The applicant maintains that the very fact that he was prosecuted along with co-defendants whose cases were joined to his for at least part of the procedure caused unjustified delays. As to his responsibility for delays in the proceedings, he emphasises that he was not obliged to co-operate with the police during the investigations and that he had the right freely to choose or change his defence counsel. The applicant reiterates that his detention on remand lasted two years and ten months, a duration irreconcilable with the requirements of Article 5 § 3 of the Convention.
In the light of the parties’ submissions, the Court finds that this part of the application raises complex questions of fact and law, the determination of which should depend on an examination of the merits. Therefore, this complaint cannot be rejected as manifestly ill-founded within the meaning of Article 35 § 3 of the Convention. No other ground for declaring it inadmissible has been established.
2. The applicant also complains that his conviction was wrong. He invokes Article 6 § 1 of the Convention which, in its relevant part, provides:
“In the determination of (...) any criminal charge against him, everyone is entitled to a fair ... hearing ... by [a] ... tribunal...”
The Court reiterates that, in so far as the applicant’s complaint may be understood as contesting the assessment of the evidence and the outcome of the proceedings before the domestic courts, its duty is to ensure the observance of the engagements undertaken by the Contracting Parties to the Convention, according to Article 19 of the Convention. In particular, it is not its function to deal with errors of fact or law allegedly committed by a national court unless and in so far as they may have infringed rights and freedoms protected by the Convention. Moreover, while Article 6 of the Convention guarantees the right to a fair hearing, it does not lay down any rules on the admissibility of evidence or the way it should be assessed, which are therefore primarily matters for regulation by national law and the national courts ( García Ruiz v. Spain [GC], no. 30544/96, § 28, ECHR 1999-I).

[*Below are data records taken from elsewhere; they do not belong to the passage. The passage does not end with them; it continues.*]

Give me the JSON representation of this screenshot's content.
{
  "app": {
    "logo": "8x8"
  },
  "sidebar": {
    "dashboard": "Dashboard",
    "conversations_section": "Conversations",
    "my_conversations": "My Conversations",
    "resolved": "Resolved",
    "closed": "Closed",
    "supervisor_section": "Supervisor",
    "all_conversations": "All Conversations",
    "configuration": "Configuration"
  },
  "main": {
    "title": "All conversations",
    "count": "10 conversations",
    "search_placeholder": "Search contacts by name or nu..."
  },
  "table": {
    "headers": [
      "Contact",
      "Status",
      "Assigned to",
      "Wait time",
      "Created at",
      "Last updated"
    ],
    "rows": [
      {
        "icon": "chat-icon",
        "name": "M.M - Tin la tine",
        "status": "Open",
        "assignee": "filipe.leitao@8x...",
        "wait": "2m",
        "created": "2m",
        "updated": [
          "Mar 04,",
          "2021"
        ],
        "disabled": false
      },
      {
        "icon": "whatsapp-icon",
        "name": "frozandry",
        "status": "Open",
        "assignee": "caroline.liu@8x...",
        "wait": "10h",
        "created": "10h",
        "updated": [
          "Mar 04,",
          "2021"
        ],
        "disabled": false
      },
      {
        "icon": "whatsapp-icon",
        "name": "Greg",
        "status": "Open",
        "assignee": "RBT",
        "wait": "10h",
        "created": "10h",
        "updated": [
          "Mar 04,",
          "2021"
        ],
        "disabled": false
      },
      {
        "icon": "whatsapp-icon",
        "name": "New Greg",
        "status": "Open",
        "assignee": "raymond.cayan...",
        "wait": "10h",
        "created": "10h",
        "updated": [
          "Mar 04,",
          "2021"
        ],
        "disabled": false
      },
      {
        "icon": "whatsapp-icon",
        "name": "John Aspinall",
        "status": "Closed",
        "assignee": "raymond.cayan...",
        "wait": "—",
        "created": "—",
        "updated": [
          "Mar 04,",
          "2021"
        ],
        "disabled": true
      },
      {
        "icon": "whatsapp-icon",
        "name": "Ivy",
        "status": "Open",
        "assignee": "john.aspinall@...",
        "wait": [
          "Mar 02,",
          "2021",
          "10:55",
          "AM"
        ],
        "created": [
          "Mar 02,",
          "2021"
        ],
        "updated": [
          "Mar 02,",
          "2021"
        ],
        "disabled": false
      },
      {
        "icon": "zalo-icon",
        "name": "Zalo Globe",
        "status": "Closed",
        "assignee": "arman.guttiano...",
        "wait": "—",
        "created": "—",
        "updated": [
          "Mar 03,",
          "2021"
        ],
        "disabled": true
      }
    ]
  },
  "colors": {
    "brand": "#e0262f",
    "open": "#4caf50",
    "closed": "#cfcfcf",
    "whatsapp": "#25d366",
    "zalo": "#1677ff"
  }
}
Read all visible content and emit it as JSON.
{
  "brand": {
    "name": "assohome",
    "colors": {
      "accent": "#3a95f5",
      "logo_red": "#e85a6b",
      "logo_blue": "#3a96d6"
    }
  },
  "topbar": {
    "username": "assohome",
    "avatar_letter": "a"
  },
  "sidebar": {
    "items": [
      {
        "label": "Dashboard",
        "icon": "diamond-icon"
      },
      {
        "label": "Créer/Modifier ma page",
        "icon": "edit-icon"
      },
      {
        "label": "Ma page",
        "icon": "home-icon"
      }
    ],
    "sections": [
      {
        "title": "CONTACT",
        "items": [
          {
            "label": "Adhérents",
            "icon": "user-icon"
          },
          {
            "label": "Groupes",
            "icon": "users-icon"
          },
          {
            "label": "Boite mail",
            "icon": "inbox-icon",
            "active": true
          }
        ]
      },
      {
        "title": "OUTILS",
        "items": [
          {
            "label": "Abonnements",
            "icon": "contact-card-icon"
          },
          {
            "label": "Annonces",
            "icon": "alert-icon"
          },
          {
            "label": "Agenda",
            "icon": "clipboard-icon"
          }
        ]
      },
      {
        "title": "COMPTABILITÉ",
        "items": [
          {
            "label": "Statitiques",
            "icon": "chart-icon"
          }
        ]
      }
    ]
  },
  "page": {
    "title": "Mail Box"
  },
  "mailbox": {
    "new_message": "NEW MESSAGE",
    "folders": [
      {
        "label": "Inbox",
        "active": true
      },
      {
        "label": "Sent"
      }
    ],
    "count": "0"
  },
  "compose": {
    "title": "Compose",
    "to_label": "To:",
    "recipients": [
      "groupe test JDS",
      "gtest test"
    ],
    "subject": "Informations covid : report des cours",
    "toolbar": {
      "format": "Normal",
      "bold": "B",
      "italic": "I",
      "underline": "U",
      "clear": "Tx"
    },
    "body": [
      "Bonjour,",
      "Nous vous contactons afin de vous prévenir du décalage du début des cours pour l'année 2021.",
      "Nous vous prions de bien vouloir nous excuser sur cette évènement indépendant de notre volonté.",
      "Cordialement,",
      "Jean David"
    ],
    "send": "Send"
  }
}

In the present case, the applicant’s submissions do not disclose any appearance that the applicant, assisted by a defence counsel of his choice throughout the proceedings, could not properly exercise his defence rights, that the domestic courts lacked impartiality or that the proceedings were otherwise unfair.
It follows that this part of the application is manifestly ill-founded within the meaning of Article 35 § 3 of the Convention and must be rejected under Article 35 § 4.
For these reasons, the Court unanimously
Declares admissible, without prejudging the merits, the applicant’s complaint about the length of his pre-trial detention;
Declares inadmissible the remainder of the application.